The latest numbers from Glassdoor mirror other surveys that show the confidence of American workers has taken a major hit. Recent data from LinkedIn showed that U.S. workers feel even worse about the future than they did during the height of the pandemic in April 2020; two major drivers of worker anxiety are a slowing jobs market and the impact of AI. 

The latest stock market volatility this week certainly won’t help workers gain back their confidence. After President Trump’s so-called “reciprocal tariffs” took effect, global markets plunged Wednesday, sending business leaders into panic mode. Although Trump announced a 90-day pause on those tariffs later in the day, with the major exception of China that got hit with an even steeper levies, economists warn that major damage has been done. Markets seemed to reflect that on Thursday, as stock prices dropped once more amid trade worries.    
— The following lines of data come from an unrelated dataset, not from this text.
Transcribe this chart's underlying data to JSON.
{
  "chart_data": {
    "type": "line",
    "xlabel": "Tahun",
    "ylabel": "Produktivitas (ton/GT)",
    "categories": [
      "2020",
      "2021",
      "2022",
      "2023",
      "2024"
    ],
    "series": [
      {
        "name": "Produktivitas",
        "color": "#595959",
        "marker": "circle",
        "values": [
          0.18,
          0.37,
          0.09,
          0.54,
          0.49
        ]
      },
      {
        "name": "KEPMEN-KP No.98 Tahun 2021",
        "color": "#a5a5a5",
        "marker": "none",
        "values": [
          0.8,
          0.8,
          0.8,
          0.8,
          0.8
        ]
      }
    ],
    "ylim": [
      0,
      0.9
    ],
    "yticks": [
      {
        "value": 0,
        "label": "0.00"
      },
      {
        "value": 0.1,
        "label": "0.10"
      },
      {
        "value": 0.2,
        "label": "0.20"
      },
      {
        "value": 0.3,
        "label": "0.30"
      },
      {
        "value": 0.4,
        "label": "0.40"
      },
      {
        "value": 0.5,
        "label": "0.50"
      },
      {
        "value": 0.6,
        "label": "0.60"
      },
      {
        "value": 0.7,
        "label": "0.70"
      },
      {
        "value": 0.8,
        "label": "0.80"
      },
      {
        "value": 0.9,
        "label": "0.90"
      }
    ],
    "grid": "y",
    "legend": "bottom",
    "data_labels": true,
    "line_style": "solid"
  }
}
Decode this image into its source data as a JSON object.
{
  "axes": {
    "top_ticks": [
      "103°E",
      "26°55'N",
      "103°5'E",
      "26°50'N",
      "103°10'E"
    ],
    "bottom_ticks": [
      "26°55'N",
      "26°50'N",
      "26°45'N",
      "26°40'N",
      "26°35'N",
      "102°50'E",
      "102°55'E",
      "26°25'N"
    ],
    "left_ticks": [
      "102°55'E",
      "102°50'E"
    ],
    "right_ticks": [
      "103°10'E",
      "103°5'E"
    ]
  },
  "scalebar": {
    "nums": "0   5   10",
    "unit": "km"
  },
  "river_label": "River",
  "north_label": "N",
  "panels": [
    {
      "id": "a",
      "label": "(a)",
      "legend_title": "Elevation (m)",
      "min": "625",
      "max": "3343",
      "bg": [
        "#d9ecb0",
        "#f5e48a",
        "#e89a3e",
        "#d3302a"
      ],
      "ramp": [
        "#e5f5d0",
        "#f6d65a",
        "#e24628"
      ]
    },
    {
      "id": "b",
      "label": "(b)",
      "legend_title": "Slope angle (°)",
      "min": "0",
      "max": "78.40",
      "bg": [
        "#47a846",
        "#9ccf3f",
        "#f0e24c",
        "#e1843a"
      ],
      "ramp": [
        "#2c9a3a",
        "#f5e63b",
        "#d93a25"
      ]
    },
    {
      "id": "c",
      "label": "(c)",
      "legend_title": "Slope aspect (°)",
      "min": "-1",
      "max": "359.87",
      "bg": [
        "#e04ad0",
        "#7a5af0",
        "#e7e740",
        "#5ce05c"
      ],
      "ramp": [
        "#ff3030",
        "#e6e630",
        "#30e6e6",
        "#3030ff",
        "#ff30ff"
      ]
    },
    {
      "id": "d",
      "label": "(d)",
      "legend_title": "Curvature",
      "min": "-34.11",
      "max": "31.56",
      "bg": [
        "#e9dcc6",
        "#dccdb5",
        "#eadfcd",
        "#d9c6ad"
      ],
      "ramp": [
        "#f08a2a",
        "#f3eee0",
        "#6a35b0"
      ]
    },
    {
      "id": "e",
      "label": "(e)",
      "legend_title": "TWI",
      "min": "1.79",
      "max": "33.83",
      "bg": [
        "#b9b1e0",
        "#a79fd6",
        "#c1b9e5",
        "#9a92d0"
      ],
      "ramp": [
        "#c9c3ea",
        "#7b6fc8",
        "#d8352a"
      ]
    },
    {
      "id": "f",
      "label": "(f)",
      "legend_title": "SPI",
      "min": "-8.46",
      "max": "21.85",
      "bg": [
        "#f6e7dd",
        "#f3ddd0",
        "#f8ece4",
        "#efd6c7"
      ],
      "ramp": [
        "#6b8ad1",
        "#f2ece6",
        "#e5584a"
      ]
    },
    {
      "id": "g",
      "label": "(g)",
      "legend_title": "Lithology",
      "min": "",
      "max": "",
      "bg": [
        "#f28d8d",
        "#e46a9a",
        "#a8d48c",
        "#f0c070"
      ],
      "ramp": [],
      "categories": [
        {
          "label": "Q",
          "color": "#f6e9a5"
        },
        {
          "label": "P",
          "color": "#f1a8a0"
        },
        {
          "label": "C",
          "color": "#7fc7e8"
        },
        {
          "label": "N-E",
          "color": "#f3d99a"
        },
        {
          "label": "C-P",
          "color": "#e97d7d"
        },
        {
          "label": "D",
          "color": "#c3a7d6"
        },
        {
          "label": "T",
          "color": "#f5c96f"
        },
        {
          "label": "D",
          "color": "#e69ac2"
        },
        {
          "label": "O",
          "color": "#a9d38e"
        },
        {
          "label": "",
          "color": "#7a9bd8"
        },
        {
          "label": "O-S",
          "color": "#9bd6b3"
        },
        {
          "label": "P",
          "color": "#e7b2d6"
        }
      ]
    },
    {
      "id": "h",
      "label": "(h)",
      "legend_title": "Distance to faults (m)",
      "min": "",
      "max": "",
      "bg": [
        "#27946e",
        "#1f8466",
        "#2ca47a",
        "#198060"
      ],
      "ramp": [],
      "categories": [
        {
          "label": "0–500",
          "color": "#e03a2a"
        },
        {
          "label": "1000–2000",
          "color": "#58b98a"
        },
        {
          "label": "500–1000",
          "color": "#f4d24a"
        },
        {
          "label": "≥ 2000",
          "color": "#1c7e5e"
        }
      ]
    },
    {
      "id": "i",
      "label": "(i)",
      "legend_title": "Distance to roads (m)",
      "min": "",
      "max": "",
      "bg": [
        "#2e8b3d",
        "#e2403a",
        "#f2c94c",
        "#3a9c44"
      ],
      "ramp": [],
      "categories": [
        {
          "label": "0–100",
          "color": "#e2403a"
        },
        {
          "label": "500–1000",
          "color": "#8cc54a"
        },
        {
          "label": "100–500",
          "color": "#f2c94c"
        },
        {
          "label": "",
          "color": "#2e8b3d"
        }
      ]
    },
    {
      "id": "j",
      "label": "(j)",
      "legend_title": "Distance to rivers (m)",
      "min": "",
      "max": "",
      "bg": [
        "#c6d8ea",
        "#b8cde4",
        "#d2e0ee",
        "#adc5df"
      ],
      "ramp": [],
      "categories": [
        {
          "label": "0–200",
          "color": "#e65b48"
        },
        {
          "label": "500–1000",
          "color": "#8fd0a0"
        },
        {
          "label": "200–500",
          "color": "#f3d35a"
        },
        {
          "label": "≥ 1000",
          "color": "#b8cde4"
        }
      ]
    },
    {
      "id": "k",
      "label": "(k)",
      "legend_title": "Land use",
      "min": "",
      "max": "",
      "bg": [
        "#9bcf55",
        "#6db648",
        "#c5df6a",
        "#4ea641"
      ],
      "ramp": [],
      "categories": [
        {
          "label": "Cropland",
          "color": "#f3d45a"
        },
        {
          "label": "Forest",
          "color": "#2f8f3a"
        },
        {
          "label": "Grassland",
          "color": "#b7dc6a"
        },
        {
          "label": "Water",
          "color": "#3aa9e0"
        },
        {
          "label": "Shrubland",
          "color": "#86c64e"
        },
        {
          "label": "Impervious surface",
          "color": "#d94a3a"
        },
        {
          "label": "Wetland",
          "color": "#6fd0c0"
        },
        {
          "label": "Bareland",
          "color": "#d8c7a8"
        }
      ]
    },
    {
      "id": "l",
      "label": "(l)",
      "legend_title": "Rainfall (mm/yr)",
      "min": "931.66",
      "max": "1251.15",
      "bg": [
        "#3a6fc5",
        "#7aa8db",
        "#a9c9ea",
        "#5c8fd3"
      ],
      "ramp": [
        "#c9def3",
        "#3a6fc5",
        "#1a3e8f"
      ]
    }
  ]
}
“Many employers are pulling back on budgets, promoting less, hiring less, and that all adds up to less opportunities for entry level workers to climb the career ladder,” says Zhao. 

But he argues that it’s imperative for young workers especially to tune out chaos as best they can, and focus on what they actually have power over. That includes things like careful budgeting, and working on adding to and improving their skill sets in a quickly-changing hiring environment. 

“There’s a lot of noise in the headlines right now and a lot of economic uncertainty flying around,” he says. “But ultimately none of us have control over that.”